The story is brimming with twists: next thing we know, Mathilda is not dead – then she meets her husband at the airport and doesn’t know him – but he produces witnesses to their wedding, including the Judge who married them. She still doesn’t remember, and Rains suspects the young man has some ulterior motive and is lying. The tart-tongued niece is all over the young man, because her husband (the one who jilted Mathilda, though he loved her and she loved him) is now a worthless drunk, drinking to forget the bad bargain he made when he broke Mathilda’s heart and took up with the niece. There is also the ‘unsuspected’ himself, the murderer mentioned by Rains in his broadcast – apparently Rains has tracked him down, confronted him with his guilt, solved the crime – and lets him go free, with the notion of using him later, in a scene that surely cements our trust that Rains is the killer, and not the nice guy he pretends to be.

Everything ends happily of course. Though along the way Rains must commit two more murders, and make every effort to murder the young man and Mathilda herself. These last two attempts fail, and as Rains is delivering his radio broadcast that evening, in walk Mathilda and the young man (soon they will be husband and wife for real) and a host of cops. Seeing it’s all over for him, Rains then confesses on air in ‘a broadcast without precedent in the history of radio … I told you about the Unsuspected. Now I will tell you that the Unsuspected is I … I am the Unsuspected … your genial host … Victor Grandison.’

A final bravura shot shows two cops escorting Rains down a yard into prison, ominous shadows everywhere.

These shadows are the key to what is great about this movie. Not only is the production design top-notch, they did a great job mixing stage scenes with scenes in real locations. Woody Bredell is the chief DP, and Robert Burks handles special effects cinematography. And they do an amazing job. The biggest letdown in the movie is the cast – again and again I found myself wondering how engaging the movie might have been had it had real stars in the roles. Rains is very good, the rest of the cast is adequate, Constance Bennet is her usual Eve Arden style wit machine, but the two lovers, the young man and Mathilda, are not up to the task.

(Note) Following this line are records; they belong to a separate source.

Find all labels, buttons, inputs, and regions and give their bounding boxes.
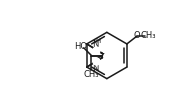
Text: O: O xyxy=(134,30,141,39)
Text: CH₃: CH₃ xyxy=(141,31,157,40)
Text: CH₃: CH₃ xyxy=(84,69,99,78)
Text: H: H xyxy=(95,38,100,44)
Text: N: N xyxy=(92,63,98,72)
Text: N: N xyxy=(92,39,98,48)
Text: HO: HO xyxy=(75,42,88,51)
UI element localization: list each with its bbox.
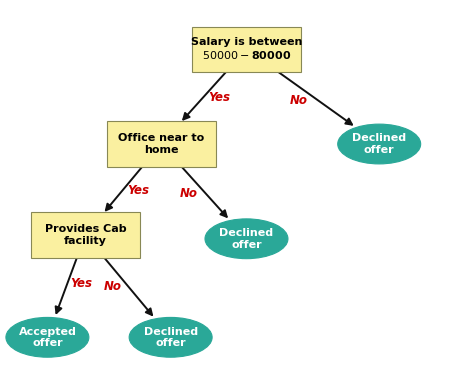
Text: Yes: Yes [128, 184, 149, 197]
Text: Office near to
home: Office near to home [118, 133, 204, 155]
Text: No: No [290, 94, 308, 108]
Ellipse shape [129, 318, 212, 357]
Text: Accepted
offer: Accepted offer [18, 327, 76, 348]
FancyBboxPatch shape [31, 212, 140, 258]
Text: Yes: Yes [209, 91, 230, 104]
Text: Declined
offer: Declined offer [352, 133, 406, 155]
Ellipse shape [6, 318, 89, 357]
Ellipse shape [337, 124, 421, 164]
Text: No: No [180, 187, 198, 200]
Text: Yes: Yes [70, 277, 92, 290]
FancyBboxPatch shape [192, 27, 301, 72]
Text: Declined
offer: Declined offer [219, 228, 273, 249]
Text: Declined
offer: Declined offer [144, 327, 198, 348]
Text: Provides Cab
facility: Provides Cab facility [45, 224, 126, 246]
Text: No: No [104, 280, 122, 293]
Text: Salary is between
$50000-$80000: Salary is between $50000-$80000 [191, 37, 302, 61]
Ellipse shape [205, 219, 288, 259]
FancyBboxPatch shape [107, 121, 216, 167]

But I was just loving every shot – how it was lit and designed. There are two very awkward cuts, evidence probably of post-release shortening. I imagine the film, which must have had a very big budget, did not make money, and was shortened for second releases and later television releases. It has not been restored, though the print as usual from Ted Turner’s collections, is beautifully done and digitized.